At the end of Hester’s life she is known as a happy, capable, and honorable legend. You know that Hawthorne is presenting the peak of Hester’s redemption when the town debates as to whether or not Hester’s letter can be removed. Hester’s reply to the debate over the removal of her letter is “It lies not in the pleasure of the magistrates to take off this badge…. Were I worthy to be quit of it, it would fall away of its own nature, or be transformed into something that should speak a different purport. (Hawthorne 116) Through this quote, Hester is saying the letter can’t and shall not be removed. Furthermore, that only God’s word and the course of nature can result in the letter vanishing from her bosom, not the townspeople’s words. Hester is an honorable woman even after she passes away. She is remembered and served as a legend. It is said that “As if the dust of the two sleepers had no right to mingle. Yet, one tombstone served for both. ” (Hawthorne 180) This quote summarizes all of societies view on Hester.
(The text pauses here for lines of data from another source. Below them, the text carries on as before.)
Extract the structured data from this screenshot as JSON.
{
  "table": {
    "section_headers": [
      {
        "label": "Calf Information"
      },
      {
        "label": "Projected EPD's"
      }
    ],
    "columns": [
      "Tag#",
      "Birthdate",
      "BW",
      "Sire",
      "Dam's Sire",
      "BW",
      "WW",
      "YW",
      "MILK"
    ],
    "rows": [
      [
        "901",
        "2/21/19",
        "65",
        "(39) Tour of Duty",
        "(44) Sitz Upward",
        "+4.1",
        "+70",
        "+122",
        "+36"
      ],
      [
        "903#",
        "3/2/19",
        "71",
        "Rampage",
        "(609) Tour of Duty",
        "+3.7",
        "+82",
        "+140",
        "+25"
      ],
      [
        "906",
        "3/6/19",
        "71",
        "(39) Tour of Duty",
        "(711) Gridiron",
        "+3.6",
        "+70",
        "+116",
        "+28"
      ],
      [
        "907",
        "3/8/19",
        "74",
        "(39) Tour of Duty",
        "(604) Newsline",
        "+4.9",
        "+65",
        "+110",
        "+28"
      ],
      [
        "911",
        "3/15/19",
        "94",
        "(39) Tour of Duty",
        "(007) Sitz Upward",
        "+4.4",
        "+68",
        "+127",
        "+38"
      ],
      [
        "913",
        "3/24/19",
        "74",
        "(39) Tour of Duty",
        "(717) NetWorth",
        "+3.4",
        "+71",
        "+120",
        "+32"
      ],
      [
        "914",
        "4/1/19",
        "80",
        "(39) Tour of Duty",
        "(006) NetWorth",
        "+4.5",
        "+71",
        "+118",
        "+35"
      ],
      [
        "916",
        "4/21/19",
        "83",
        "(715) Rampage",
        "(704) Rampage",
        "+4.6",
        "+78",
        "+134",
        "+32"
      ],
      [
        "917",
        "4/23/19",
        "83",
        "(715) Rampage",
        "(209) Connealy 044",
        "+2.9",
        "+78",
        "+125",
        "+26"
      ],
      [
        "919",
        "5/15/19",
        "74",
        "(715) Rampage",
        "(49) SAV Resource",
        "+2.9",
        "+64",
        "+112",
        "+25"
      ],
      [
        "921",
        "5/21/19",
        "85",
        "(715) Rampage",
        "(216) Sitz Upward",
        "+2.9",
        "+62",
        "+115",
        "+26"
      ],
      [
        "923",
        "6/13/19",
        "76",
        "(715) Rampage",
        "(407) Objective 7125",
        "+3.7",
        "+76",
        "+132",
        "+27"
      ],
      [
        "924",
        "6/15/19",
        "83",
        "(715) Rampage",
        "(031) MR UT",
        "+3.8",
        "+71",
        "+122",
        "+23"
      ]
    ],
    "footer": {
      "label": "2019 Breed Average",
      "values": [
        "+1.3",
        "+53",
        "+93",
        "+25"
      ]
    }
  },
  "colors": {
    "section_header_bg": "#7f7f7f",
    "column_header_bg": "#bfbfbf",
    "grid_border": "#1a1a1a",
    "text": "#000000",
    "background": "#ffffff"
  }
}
Even though Hester had committed infidelity, they still bury her next to her true lover with a shared gravestone. Even in the strictest of all environments, Hester was able to make an exception to Puritan rules and values. Redeeming yourself may take long and require hard work, but if you are committed to turning yourself around, you can. In the beginning of the novel, people are ashamed of Hester’s immorality and they think that her punishment is not nearly as severe as her sin. Society wanted nothing to do with Hester because they saw her as nothing, but a sinner and no longer a Puritan.
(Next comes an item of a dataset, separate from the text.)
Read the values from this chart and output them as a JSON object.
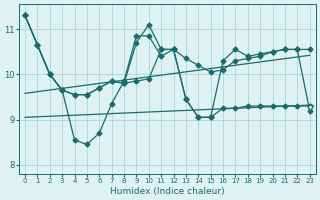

Throughout the novel, Hester begins to make something of her, beginning with not dwelling on her sin any longer and lifting her chin up high. She commits great acts of kindness for the poor and for the needy to the point where people begin to admire Hester for her acts such caring deeds. All throughout the novel, Hester proves that redeeming yourself is a process. You cannot just apologize for the wrong you have done and be forgiven; you have to take one step at a time. Once you reach the top of the staircase, you have proven you are worthy and capable of being fully redeemed.